With computer programming knowledge, a full-time position that pays $50,000 or more is an option while still earning your degree.

Once you earn your graduate degree, most positions pay around $75,000 for an entry-level job.

Earning a doctorate degree will almost ensure a salary above $100,000.

Top earners in this field who can pioneer new processes have an unlimited earning potential.


#7. Speech Therapy

Through the study of language structure, it becomes possible to detect patterns in speech.

If those patterns are not quite right for an individual, communication becomes more difficult for that person.

Working in the field of speech therapy, your job would be to use your linguistics background to recognize these patterns and then help individuals correct them.

As a speech therapist, which may also include language therapy, you would help people overcome a stuttering habit.

You could help them learn to pronounce specific words with better annunciation.

Resonance disorders, voice disorders, and cognitive-communication disorders that affect a person’s interactive skills would also be addressed.

For linguistic majors who pursue a graduate degree in a medical field, speech therapy may also include addressing feeding or swallowing disorders.

After a 4-year degree in linguistics, a graduate degree in speech therapy is usually necessary to pursue a career in this field.

Many communities require some form of licensure to work as a therapist as well.

Private and public sector opportunities are available.

Entry-level positions in this career option begin around $45,000 per year.

The average salary for speech therapists is about $60,000, while top earners may be able to earn close to $90,000 per year.

Some positions may also provide bonuses of up to 5% based on personal performance.


#8. Librarian

Linguistics majors are sought after by libraries because their knowledge about languages helps to connect people to the resources they need.

Whether books are wanted for learning, entertainment, or both, librarians help people to better themselves by keeping local resources organized and finding new resources, as needed, to help others.

Librarians are asked to catalog a collection of books, movies, discs, and other materials.

They may be asked to create presentations to various institutions, including schools, to discuss what a library can provide.

They also assist with the location and use of the resources that are contained within a library’s collection.

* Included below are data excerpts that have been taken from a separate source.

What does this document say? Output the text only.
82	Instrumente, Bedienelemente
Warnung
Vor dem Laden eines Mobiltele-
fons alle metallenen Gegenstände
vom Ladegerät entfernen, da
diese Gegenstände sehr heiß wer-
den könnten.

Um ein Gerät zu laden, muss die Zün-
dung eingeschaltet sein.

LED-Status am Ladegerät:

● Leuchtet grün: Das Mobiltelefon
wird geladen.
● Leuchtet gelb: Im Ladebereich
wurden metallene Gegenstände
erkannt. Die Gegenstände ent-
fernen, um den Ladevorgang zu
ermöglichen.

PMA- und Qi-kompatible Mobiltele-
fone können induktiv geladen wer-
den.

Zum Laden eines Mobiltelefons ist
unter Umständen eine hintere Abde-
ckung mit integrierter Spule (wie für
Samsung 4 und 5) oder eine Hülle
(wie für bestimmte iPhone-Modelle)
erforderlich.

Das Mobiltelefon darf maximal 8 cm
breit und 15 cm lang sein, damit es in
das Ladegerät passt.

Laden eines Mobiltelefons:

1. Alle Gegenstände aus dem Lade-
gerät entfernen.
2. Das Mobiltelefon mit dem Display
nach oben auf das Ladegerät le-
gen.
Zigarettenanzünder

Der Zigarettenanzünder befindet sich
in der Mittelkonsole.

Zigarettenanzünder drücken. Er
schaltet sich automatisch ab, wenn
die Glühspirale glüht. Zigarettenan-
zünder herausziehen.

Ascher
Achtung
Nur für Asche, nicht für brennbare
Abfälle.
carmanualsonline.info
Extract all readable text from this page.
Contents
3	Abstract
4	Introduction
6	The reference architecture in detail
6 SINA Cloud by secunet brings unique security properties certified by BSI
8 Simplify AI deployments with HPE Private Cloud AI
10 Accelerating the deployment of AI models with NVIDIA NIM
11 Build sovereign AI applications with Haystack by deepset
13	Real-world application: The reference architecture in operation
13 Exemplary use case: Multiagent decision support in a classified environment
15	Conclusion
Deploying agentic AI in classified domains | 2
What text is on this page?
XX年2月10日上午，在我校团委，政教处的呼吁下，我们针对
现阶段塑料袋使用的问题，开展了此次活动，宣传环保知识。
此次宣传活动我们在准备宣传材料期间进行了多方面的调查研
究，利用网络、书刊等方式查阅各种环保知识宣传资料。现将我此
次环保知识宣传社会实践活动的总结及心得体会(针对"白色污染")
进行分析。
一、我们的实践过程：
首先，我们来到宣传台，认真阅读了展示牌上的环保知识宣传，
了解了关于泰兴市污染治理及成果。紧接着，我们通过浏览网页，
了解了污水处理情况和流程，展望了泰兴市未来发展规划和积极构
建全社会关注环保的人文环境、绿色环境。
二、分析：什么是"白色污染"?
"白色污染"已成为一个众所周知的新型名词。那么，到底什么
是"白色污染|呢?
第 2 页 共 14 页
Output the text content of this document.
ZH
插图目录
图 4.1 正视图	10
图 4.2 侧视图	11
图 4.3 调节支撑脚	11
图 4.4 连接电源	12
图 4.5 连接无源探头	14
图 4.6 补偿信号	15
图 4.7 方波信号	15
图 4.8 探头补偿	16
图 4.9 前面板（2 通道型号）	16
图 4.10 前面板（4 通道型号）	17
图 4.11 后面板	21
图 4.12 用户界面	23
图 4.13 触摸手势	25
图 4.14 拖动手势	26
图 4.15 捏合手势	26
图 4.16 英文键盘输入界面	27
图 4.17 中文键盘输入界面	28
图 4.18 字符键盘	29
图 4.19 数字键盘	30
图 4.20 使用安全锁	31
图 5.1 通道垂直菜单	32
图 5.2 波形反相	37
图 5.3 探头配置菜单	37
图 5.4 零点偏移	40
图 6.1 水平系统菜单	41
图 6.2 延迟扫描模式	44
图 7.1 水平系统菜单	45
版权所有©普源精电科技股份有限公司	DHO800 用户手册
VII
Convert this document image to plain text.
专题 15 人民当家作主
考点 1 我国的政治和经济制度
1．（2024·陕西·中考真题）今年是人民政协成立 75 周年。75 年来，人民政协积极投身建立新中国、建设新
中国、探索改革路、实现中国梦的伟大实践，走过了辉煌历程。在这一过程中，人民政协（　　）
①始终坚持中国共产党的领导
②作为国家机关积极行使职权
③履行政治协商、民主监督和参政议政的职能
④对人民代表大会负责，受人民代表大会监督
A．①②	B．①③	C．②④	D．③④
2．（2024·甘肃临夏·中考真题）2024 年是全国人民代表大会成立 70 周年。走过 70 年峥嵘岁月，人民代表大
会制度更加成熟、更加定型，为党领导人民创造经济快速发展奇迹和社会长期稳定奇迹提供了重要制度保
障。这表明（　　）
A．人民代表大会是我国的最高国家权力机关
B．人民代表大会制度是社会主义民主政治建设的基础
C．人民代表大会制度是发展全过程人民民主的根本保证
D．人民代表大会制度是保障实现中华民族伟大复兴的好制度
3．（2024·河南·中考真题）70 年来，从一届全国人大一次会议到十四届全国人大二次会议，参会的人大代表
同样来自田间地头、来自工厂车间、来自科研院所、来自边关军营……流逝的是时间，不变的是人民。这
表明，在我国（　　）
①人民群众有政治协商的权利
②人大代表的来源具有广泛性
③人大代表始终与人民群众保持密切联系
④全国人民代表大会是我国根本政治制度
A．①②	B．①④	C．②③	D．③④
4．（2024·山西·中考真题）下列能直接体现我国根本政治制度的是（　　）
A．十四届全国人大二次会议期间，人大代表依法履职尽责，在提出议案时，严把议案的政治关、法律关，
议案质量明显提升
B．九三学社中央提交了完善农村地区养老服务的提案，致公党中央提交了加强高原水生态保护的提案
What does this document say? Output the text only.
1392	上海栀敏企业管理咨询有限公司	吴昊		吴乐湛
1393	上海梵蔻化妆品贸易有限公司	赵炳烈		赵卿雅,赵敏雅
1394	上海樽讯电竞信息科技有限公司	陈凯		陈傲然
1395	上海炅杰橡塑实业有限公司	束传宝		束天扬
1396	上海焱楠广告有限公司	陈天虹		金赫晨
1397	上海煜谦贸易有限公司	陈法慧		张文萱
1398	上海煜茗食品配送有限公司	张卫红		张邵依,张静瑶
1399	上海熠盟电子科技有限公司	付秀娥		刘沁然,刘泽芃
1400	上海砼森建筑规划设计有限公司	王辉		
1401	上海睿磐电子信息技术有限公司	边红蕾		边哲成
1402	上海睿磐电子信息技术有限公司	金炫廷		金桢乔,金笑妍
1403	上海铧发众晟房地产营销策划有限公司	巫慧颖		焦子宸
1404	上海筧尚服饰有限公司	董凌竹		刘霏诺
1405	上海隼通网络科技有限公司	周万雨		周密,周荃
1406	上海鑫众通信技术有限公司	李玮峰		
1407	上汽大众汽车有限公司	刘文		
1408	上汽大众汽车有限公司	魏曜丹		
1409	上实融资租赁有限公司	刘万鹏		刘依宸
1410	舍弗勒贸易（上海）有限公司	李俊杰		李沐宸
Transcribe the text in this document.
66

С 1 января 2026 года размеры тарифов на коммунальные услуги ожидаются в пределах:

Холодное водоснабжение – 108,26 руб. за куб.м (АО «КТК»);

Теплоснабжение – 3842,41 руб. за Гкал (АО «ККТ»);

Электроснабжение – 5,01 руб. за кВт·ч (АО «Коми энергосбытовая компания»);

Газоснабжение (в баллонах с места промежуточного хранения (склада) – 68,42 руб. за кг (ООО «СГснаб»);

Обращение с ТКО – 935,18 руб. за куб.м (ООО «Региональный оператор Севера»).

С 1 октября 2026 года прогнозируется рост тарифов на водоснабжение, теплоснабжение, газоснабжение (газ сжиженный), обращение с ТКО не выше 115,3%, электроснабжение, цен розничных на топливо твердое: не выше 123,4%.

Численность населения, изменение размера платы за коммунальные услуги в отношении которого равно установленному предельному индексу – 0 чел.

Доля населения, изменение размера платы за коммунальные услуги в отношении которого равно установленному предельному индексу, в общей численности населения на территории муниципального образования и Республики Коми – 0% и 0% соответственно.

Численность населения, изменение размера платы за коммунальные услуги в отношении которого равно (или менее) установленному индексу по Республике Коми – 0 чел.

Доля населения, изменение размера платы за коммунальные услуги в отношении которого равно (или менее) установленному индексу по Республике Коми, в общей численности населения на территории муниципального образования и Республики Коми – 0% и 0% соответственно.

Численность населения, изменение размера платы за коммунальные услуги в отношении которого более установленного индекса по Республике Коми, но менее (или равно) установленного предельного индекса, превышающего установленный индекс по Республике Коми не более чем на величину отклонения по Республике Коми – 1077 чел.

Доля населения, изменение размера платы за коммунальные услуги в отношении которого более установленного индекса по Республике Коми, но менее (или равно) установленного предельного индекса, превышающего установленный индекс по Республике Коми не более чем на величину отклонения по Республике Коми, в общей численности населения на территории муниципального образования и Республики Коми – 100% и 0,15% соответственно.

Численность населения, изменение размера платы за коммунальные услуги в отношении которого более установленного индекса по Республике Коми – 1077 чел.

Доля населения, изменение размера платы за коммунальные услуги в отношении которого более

After a 4-year degree in linguistics, the best opportunities in this career field become available with a graduate degree in library science.

Basic customer service positions are often available at local libraries without a degree, however, so you can see if this is a career opportunity that is right for you.

Entry-level positions in this field typically begin at $30,000 or less in many communities.

With a 4-year degree, the average salary rises to about $51,000 per year.

Top earners with a graduate degree in library science to complement their degree in linguistics can earn more than $80,000 per year.


Is a Degree in Linguistics the Right Career Choice?

What is unique about working within the field of linguistics is that it offers a high level of personal flexibility.

Many professionals in this field can pursue multiple career opportunities simultaneously.

It is not unusual to see someone with a linguistics degree working as a professor or teacher, a published author, and an editor or translator all at the same time.

If you love the structure of language, then pursuing a degree in linguistics could be the right career choice.

Look at the career options which are available and you’ll see that the right job could be waiting for you.